= Thomas Starkey =

Thomas Starkey (c. 1498–1538) was an English political theorist, humanist, and royal servant.

== Life ==

Starkey was born in Cheshire, probably at Wrenbury, to Thomas Starkey and Maud Mainwaring. His father likely held office in Wales and was wealthy enough to pay for his son's education. His mother, Maud, was a daughter of Sir John Mainwaring, one of the wealthiest men in the palatinate.

He attended the University of Oxford and gained an MA at Magdalen College in 1521. He went to Padua with Thomas Lupset in 1523. Here he studied the works of Aristotle and admired the government of Venice. By 1529 he had entered the service of Reginald Pole as secretary. Together with Pole, Starkey went to Avignon in 1532 where he studied civil law, before returning to Padua.

Starkey returned to England in late 1534 and caught the eye of Thomas Cromwell, chief minister to Henry VIII, in early 1535. Cromwell used Starkey to handle intelligence from Italy and as a royal propagandist.

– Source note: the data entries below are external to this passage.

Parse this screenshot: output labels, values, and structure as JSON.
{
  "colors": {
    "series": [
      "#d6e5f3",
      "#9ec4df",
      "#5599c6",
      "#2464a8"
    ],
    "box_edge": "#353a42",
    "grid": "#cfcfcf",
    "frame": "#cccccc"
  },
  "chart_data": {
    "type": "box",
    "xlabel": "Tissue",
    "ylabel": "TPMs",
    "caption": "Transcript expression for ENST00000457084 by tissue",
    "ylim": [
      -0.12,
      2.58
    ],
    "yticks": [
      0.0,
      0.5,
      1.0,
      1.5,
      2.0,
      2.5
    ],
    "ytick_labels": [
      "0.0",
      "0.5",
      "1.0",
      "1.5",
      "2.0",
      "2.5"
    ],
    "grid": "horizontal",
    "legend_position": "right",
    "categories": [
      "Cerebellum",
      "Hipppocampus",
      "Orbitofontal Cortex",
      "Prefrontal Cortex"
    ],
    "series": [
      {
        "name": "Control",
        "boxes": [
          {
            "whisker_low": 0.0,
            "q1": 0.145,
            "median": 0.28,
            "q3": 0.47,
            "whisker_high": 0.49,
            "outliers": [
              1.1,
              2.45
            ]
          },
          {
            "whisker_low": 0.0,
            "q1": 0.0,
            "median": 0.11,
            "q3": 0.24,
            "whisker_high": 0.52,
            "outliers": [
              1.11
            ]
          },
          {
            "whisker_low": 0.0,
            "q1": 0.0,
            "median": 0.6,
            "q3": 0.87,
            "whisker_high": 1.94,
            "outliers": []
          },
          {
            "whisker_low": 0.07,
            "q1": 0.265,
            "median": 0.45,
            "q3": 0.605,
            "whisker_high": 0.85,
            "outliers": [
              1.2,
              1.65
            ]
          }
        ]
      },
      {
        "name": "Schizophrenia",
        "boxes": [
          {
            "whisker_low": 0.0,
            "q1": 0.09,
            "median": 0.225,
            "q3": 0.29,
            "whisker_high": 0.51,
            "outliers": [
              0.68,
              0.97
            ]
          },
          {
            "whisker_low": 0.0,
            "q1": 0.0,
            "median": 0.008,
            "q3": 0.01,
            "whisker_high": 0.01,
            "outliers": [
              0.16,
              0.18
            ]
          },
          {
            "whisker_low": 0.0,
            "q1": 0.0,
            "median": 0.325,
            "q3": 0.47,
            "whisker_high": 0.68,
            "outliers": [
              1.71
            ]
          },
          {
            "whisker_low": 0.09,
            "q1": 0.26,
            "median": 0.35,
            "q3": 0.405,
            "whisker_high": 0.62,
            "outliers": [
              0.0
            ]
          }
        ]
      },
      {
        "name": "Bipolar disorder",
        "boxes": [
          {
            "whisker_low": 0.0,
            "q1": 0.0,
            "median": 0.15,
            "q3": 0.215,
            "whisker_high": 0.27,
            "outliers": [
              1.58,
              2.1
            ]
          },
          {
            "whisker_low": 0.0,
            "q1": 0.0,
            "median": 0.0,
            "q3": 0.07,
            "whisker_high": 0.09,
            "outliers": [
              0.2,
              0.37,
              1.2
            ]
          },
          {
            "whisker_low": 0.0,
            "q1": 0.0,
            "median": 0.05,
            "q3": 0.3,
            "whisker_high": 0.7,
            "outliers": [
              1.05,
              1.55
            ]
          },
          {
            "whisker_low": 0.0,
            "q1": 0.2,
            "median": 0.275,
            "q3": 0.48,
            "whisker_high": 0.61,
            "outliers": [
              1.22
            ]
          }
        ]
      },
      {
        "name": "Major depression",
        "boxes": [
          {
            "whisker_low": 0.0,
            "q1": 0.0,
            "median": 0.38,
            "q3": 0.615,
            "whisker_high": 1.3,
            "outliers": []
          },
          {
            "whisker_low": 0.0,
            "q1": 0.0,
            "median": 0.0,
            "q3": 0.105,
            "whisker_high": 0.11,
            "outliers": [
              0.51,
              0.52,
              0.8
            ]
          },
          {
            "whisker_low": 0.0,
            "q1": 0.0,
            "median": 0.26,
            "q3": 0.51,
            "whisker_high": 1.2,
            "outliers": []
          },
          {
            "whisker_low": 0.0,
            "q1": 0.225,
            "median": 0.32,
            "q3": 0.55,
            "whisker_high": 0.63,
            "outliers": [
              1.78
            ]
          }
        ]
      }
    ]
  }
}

His deep ties to Reginald Pole proved somewhat detrimental to his career, especially after a manuscript of Pole's De unitate, a savage attack on Henry VIII, arrived in England in 1536. These same ties to Pole and his family made him a subject of investigation in the 1538 Exeter Conspiracy. He died on 25 August 1538, perhaps of plague.

== Works ==

Between 1529 and 1532 Starkey wrote his A Dialogue between Pole and Lupset, later known as Starkey's England. Cast as a dialogue between Reginald Pole and Thomas Lupset, the Dialogue is one of the most significant works of political thought written in English in the first half of the sixteenth century. In 1536 he published An Exhortation to the People instructing them to Unity and Obedience, a defence of Royal Supremacy and commissioned by Thomas Cromwell.